Eileen sold her family home in Bedgrove, Aylesbury, Bucks., to pay for her care at the Avondale care home in Aylesbury, Bucks., three years ago.
But she was devastated when she was told the money was set to run out at the end of June, making the council reluctant to allow her to stay.
Her son John, 75, said a black cloud had been hanging over the family’s heads for the last three months as they tried to find a solution to Eileen’s needs.
The family were desperate as help from the home staff didn’t solve the problem and Eileen was set to be forced out because of Bucks County Council Rules.
Eileen, a former chocolate factory worker, was born in London in 1910 and got married to her husband Charles in 1932.
Since his death in the 1970s she has lived alone but Barbara revealed “she has never claimed a penny”.
During the Second World War, Eileen raised the couple’s two children, John and his elder brother Maurice, now 82, while her husband served in the Army.
Barbara said: “When I heard that the council had done a u-turn it was just relief, we were all very upset the last fortnight and very stressed.
“Mum has been very happy there and suddenly to think she would need to be moved was terrible.
“We did not expect her to live this long, we all thought the money from her house would have covered it.”
Barbara said when they told Eileen that she’d have to move the grandmother-of-two insisted that her pension would help but it too wouldn’t cover the costs.

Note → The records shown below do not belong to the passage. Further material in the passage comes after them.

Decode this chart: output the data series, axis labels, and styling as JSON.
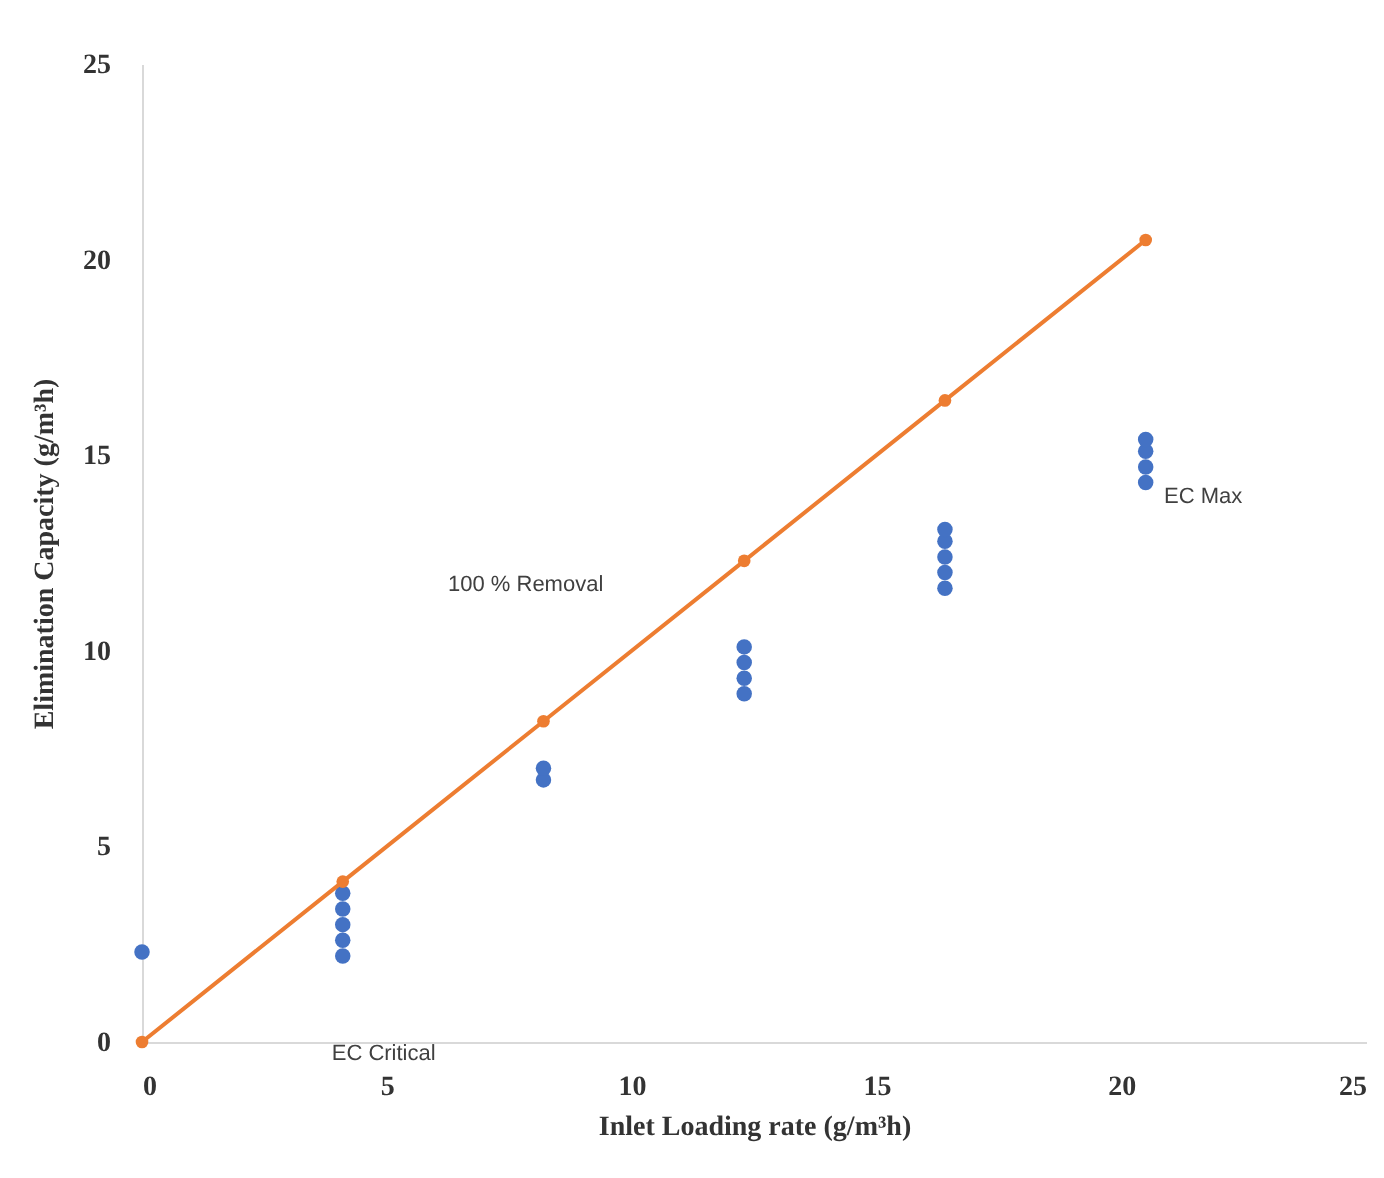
{
  "chart_data": {
    "type": "scatter",
    "xlabel": "Inlet Loading rate (g/m³h)",
    "ylabel": "Elimination Capacity (g/m³h)",
    "series": [
      {
        "color": "#4472c4",
        "marker": "circle",
        "x": [
          0,
          4.1,
          4.1,
          4.1,
          4.1,
          4.1,
          8.2,
          8.2,
          12.3,
          12.3,
          12.3,
          12.3,
          16.4,
          16.4,
          16.4,
          16.4,
          16.4,
          20.5,
          20.5,
          20.5,
          20.5
        ],
        "values": [
          2.3,
          2.2,
          2.6,
          3.0,
          3.4,
          3.8,
          6.7,
          7.0,
          8.9,
          9.3,
          9.7,
          10.1,
          11.6,
          12.0,
          12.4,
          12.8,
          13.1,
          14.3,
          14.7,
          15.1,
          15.4
        ]
      },
      {
        "type": "line",
        "color": "#ed7d31",
        "marker": "circle",
        "line_style": "solid",
        "x": [
          0,
          4.1,
          8.2,
          12.3,
          16.4,
          20.5
        ],
        "values": [
          0,
          4.1,
          8.2,
          12.3,
          16.4,
          20.5
        ]
      }
    ],
    "xlim": [
      0,
      25
    ],
    "xticks": [
      0,
      5,
      10,
      15,
      20,
      25
    ],
    "ylim": [
      0,
      25
    ],
    "yticks": [
      0,
      5,
      10,
      15,
      20,
      25
    ],
    "annotations": [
      "100 % Removal",
      "EC Max",
      "EC Critical"
    ]
  }
}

Eileen is due to celebrate her birthday with friends and family at a buffet at Avondale care home on Saturday.
Last year the home organised for TV star Angela Rippon to pay Eileen a visit, and she received a card from The Queen.
A spokesman for Bucks County Council said: “The council has a duty to meet an individual’s eligible social care needs with the most cost-effective option available.
“This may include a range of choices and the individual and/or family may top up the available resource to have a wider choice such as a selected care home.
“In some scenarios, an individual may make private arrangements with a care home and once their funds reach a certain threshold they may contact the council regarding ongoing funding.
“In such cases we work with the family to explore options that best fulfil the assessed needs of the vulnerable person themselves.
“The council may be able to source a care home place at a significantly reduced cost which is able to meet the individual’s eligible social care needs and the individual will be required to either to move care home or arrange a third party top up via their family or friends.
“However, continuity of care is an important consideration in the decision that is made, so often the person will remain in the care home where they are currently living with council funding.
“The council endeavours to make decisions in these cases as soon as possible, though the length of time to complete the assessment and decision making processes can vary depending on the individual case.”